Week 5: Computer Vision for Robotics

From Pixels to Semantics

State Estimation gives us the robot's body state. Computer Vision gives us the state of the world around it.

Key Modalities

  • RGB: Color information. Great for semantics ("That is a door").
  • Depth (D): Geometry information. Great for obstacle avoidance.
  • Point Clouds: 3D representation of the world.

RGB-D Pipelines

The standard "classic" pipeline:

  1. Receive Depth Image.
  2. Project pixels to 3D points using camera intrinsics.
  3. Filter noise (Voxel Grid Downsampling).
  4. Fit planes to find the floor.
  5. Cluster remaining points to find objects.

Transformers in Vision (ViT)

Convolutional Neural Networks (CNNs) are being replaced by Vision Transformers (ViT). ViTs maintain a global context of the image, which is crucial for understanding spatial relationships.

Lab: Object Detection with YOLOv8

We will use the Ultralytics YOLO library to detect objects relevant to humanoids (cups, bottles, chairs).

Step 1: Install

pip install ultralytics opencv-python

Step 2: Real-time Detection

from ultralytics import YOLO
import cv2

# Load a pretrained model (YOLOv8n is 'nano' - fast!)
model = YOLO('yolov8n.pt')

# Open Webcamera
cap = cv2.VideoCapture(0)

while cap.isOpened():
success, frame = cap.read()
if success:
# Run inference
results = model(frame)

# Visualize
annotated_frame = results[0].plot()

cv2.imshow("YOLOv8 Inference", annotated_frame)
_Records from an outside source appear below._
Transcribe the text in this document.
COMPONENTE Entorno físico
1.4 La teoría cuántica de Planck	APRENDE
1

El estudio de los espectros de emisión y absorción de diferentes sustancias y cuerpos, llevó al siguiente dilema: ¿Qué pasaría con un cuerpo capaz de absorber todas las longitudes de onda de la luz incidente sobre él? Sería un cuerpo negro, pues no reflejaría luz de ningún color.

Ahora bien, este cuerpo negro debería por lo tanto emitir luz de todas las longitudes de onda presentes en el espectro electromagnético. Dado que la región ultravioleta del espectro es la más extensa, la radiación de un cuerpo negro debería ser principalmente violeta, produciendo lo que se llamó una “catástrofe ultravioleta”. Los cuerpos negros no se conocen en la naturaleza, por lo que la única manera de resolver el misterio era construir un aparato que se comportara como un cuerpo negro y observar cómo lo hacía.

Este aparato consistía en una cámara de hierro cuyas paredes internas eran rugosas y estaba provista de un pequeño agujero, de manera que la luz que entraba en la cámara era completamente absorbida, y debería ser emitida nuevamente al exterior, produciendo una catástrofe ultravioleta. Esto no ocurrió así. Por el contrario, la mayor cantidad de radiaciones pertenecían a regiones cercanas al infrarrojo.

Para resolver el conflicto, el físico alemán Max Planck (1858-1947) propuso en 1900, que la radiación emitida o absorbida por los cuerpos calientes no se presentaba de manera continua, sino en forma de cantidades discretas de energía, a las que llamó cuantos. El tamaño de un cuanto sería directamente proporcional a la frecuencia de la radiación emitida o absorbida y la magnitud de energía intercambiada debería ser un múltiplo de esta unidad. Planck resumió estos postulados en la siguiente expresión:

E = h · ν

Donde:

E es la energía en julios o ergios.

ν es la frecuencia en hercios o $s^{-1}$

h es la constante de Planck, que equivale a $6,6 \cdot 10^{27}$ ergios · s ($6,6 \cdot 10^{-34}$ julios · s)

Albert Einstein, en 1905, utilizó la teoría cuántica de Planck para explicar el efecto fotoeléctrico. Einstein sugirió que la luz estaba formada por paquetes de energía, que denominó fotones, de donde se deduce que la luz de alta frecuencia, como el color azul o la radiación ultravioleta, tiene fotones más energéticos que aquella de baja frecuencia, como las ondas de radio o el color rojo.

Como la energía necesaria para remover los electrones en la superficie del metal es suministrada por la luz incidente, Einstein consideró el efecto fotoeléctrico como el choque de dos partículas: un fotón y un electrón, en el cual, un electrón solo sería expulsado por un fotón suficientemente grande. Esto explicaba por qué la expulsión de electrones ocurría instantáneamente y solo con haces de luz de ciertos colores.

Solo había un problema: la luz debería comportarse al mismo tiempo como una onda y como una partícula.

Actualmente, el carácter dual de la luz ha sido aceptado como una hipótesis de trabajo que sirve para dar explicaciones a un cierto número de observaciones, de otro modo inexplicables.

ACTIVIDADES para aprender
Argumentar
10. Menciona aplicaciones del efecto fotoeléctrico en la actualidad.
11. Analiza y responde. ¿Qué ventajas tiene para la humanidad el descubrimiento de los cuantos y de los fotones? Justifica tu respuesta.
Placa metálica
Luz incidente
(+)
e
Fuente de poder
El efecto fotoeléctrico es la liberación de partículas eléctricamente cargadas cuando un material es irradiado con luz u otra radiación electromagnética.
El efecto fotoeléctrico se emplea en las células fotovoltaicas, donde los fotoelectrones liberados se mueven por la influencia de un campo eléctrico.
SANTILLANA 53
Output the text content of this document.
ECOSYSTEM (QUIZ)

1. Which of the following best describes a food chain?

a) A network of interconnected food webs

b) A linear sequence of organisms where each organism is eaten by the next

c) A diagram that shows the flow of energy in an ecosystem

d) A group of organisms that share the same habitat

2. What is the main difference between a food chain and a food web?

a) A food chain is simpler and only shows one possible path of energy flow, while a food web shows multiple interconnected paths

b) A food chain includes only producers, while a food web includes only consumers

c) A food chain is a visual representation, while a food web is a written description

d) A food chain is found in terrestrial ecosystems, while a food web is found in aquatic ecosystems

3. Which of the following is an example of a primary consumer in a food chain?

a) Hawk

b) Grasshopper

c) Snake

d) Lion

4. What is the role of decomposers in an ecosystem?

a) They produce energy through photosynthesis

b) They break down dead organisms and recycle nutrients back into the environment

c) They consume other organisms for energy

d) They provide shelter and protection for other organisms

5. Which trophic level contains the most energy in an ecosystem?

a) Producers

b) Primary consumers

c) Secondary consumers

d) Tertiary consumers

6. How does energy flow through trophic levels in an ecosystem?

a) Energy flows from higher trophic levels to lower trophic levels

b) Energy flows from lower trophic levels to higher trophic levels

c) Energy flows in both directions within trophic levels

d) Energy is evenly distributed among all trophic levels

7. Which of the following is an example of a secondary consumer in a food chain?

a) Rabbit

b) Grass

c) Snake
if cv2.waitKey(1) & 0xFF == ord("q"):
break
else:
break

cap.release()
cv2.destroyAllWindows()

Segment Anything Model (SAM)

For grasping, bounding boxes aren't enough. We need Segmentation Masks. The Segment Anything Model (SAM) allows us to prompt the model with a point ("click on the bottle") and get a pixel-perfect mask for grasping.